Nathan Strauss, a spokesperson for Amazon said the company is closely reviewing the index. “Titan Text is still in private preview, and it would be premature to gauge the transparency of a foundation model before it’s ready for general availability,” he says. Meta declined to comment on the Stanford report and OpenAI did not respond to a request for comment.
Rishi Bommasani, a PhD student at Stanford who worked on the study, says it reflects the fact that AI is becoming more opaque even as it becomes more influential. This contrasts greatly with the last big boom in AI, when openness helped feed big advances in capabilities including speech and image recognition. “In the late 2010s, companies were more transparent about their research and published a lot more,” Bommasani says. “This is the reason we had the success of deep learning.”

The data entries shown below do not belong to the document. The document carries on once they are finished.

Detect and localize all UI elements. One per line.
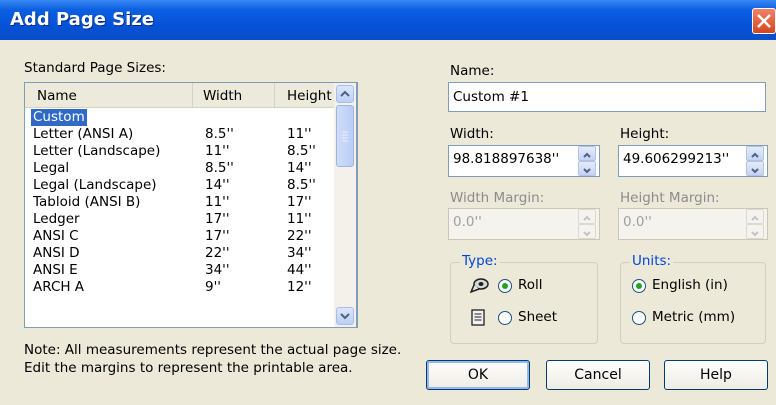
column-header-width[interactable]: Width — [193, 83, 275, 107]
width-margin-label: Width Margin: — [450, 190, 545, 206]
width-label: Width: — [450, 126, 494, 142]
close-button[interactable] — [752, 8, 776, 34]
spin-down-icon — [751, 231, 759, 237]
width-stepper[interactable] — [578, 145, 596, 177]
height-stepper[interactable] — [746, 145, 764, 177]
chevron-down-icon — [340, 313, 350, 320]
note-line-2: Edit the margins to represent the printa… — [24, 360, 353, 376]
list-cell-width: 9'' — [205, 279, 222, 295]
list-cell-height: 12'' — [287, 279, 312, 295]
help-button[interactable]: Help — [664, 360, 768, 390]
column-header-name[interactable]: Name — [25, 83, 193, 107]
list-cell-width: 14'' — [205, 177, 230, 193]
close-icon — [757, 14, 771, 28]
note-line-1: Note: All measurements represent the act… — [24, 342, 402, 358]
units-metric-label[interactable]: Metric (mm) — [652, 309, 735, 325]
list-cell-name: Legal (Landscape) — [33, 177, 157, 193]
name-field[interactable]: Custom #1 — [448, 82, 766, 112]
list-rows: Custom Letter (ANSI A) 8.5'' 11'' Letter (La… — [25, 109, 357, 296]
spin-down-icon — [583, 168, 591, 174]
list-item[interactable]: Legal 8.5'' 14'' — [25, 160, 357, 177]
list-item[interactable]: Letter (ANSI A) 8.5'' 11'' — [25, 126, 357, 143]
list-cell-name: ARCH A — [33, 279, 85, 295]
scroll-down-button[interactable] — [336, 307, 354, 325]
ok-button[interactable]: OK — [426, 360, 530, 390]
list-cell-height: 8.5'' — [287, 143, 316, 159]
list-cell-width: 17'' — [205, 211, 230, 227]
list-item[interactable]: ARCH A 9'' 12'' — [25, 279, 357, 296]
list-cell-width: 11'' — [205, 194, 230, 210]
list-cell-name: Custom — [31, 109, 87, 126]
list-cell-height: 11'' — [287, 211, 312, 227]
list-item[interactable]: Legal (Landscape) 14'' 8.5'' — [25, 177, 357, 194]
chevron-up-icon — [340, 90, 350, 97]
list-item[interactable]: Custom — [25, 109, 357, 126]
list-cell-height: 44'' — [287, 262, 312, 278]
list-cell-height: 34'' — [287, 245, 312, 261]
list-cell-height: 17'' — [287, 194, 312, 210]
grip-icon — [342, 131, 348, 142]
list-header: Name Width Height — [25, 83, 357, 108]
units-group — [620, 262, 766, 344]
height-label: Height: — [620, 126, 670, 142]
standard-sizes-label: Standard Page Sizes: — [24, 60, 166, 76]
units-english-radio[interactable] — [632, 279, 646, 293]
list-cell-name: ANSI E — [33, 262, 78, 278]
list-cell-height: 22'' — [287, 228, 312, 244]
list-cell-name: Letter (Landscape) — [33, 143, 161, 159]
sheet-icon — [471, 309, 485, 326]
list-cell-name: ANSI C — [33, 228, 79, 244]
list-cell-width: 17'' — [205, 228, 230, 244]
list-cell-name: Legal — [33, 160, 70, 176]
name-label: Name: — [450, 63, 495, 79]
list-cell-width: 22'' — [205, 245, 230, 261]
cancel-button[interactable]: Cancel — [546, 360, 650, 390]
type-roll-radio[interactable] — [498, 279, 512, 293]
spin-down-icon — [751, 168, 759, 174]
selected-dot — [636, 283, 642, 289]
type-group — [450, 262, 598, 344]
units-english-label[interactable]: English (in) — [652, 277, 728, 293]
scroll-thumb[interactable] — [336, 105, 354, 167]
units-group-label: Units: — [630, 253, 674, 269]
list-item[interactable]: Ledger 17'' 11'' — [25, 211, 357, 228]
add-page-size-dialog: Add Page Size Standard Page Sizes: Name … — [0, 0, 776, 405]
list-cell-name: Tabloid (ANSI B) — [33, 194, 141, 210]
list-item[interactable]: ANSI D 22'' 34'' — [25, 245, 357, 262]
dialog-title: Add Page Size — [10, 9, 154, 30]
type-sheet-label[interactable]: Sheet — [518, 309, 557, 325]
scroll-up-button[interactable] — [336, 85, 354, 103]
height-margin-label: Height Margin: — [620, 190, 720, 206]
list-cell-width: 8.5'' — [205, 160, 234, 176]
list-cell-height: 14'' — [287, 160, 312, 176]
list-cell-width: 11'' — [205, 143, 230, 159]
list-cell-width: 8.5'' — [205, 126, 234, 142]
list-scrollbar[interactable] — [334, 82, 357, 328]
height-margin-stepper[interactable] — [746, 208, 764, 240]
type-roll-label[interactable]: Roll — [518, 277, 543, 293]
selected-dot — [502, 283, 508, 289]
width-margin-stepper[interactable] — [578, 208, 596, 240]
type-group-label: Type: — [460, 253, 500, 269]
type-sheet-radio[interactable] — [498, 311, 512, 325]
list-cell-name: Ledger — [33, 211, 80, 227]
title-bar: Add Page Size — [0, 0, 776, 40]
page-size-list[interactable]: Name Width Height Custom Letter (ANSI A) 8… — [24, 82, 358, 328]
list-item[interactable]: ANSI C 17'' 22'' — [25, 228, 357, 245]
roll-icon — [470, 278, 489, 294]
list-cell-height: 8.5'' — [287, 177, 316, 193]
list-cell-width: 34'' — [205, 262, 230, 278]
units-metric-radio[interactable] — [632, 311, 646, 325]
spin-down-icon — [583, 231, 591, 237]
list-item[interactable]: Letter (Landscape) 11'' 8.5'' — [25, 143, 357, 160]
list-item[interactable]: ANSI E 34'' 44'' — [25, 262, 357, 279]
list-item[interactable]: Tabloid (ANSI B) 11'' 17'' — [25, 194, 357, 211]
list-cell-height: 11'' — [287, 126, 312, 142]
list-cell-name: Letter (ANSI A) — [33, 126, 134, 142]
list-cell-name: ANSI D — [33, 245, 80, 261]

The Stanford report also suggests that models do not need to be so secret for competitive reasons. Kevin Klyman, a policy researcher at Stanford, says the fact that a range of leading models score relatively highly on different measures of transparency suggests that all of them could become more open without losing out to rivals.
As AI experts try to figure out where the recent flourishing of certain approaches to AI will go, some say secrecy risks making the field less of a scientific discipline than a profit-driven one.
“This is a pivotal time in the history of AI,” says Jesse Dodge, a research scientist at the Allen Institute for AI, or AI2. “The most influential players building generative AI systems today are increasingly closed, failing to share key details of their data and their processes.”
AI2 is trying to develop a much more transparent AI language model, called OLMo. It is being trained using a collection of data sourced from the web, academic publications, code, books, and encyclopedias. That data set, called Dolma, has been released under AI2’s ImpACT license. When OLMo is ready, AI2 plans to release the working AI system and also the code behind it too, allowing others to build upon the project.
Dodge says widening access to the data behind powerful AI models is especially important. Without direct access, it is generally impossible to know why or how a model can do what it does. “Advancing science requires reproducibility,” he says. “Without being provided open access to these crucial building blocks of model creation we will remain in a ‘closed’, stagnating, and proprietary situation.”
Given how widely AI models are being deployed—and how dangerous some experts warn they might be—a little more openness could go a long way.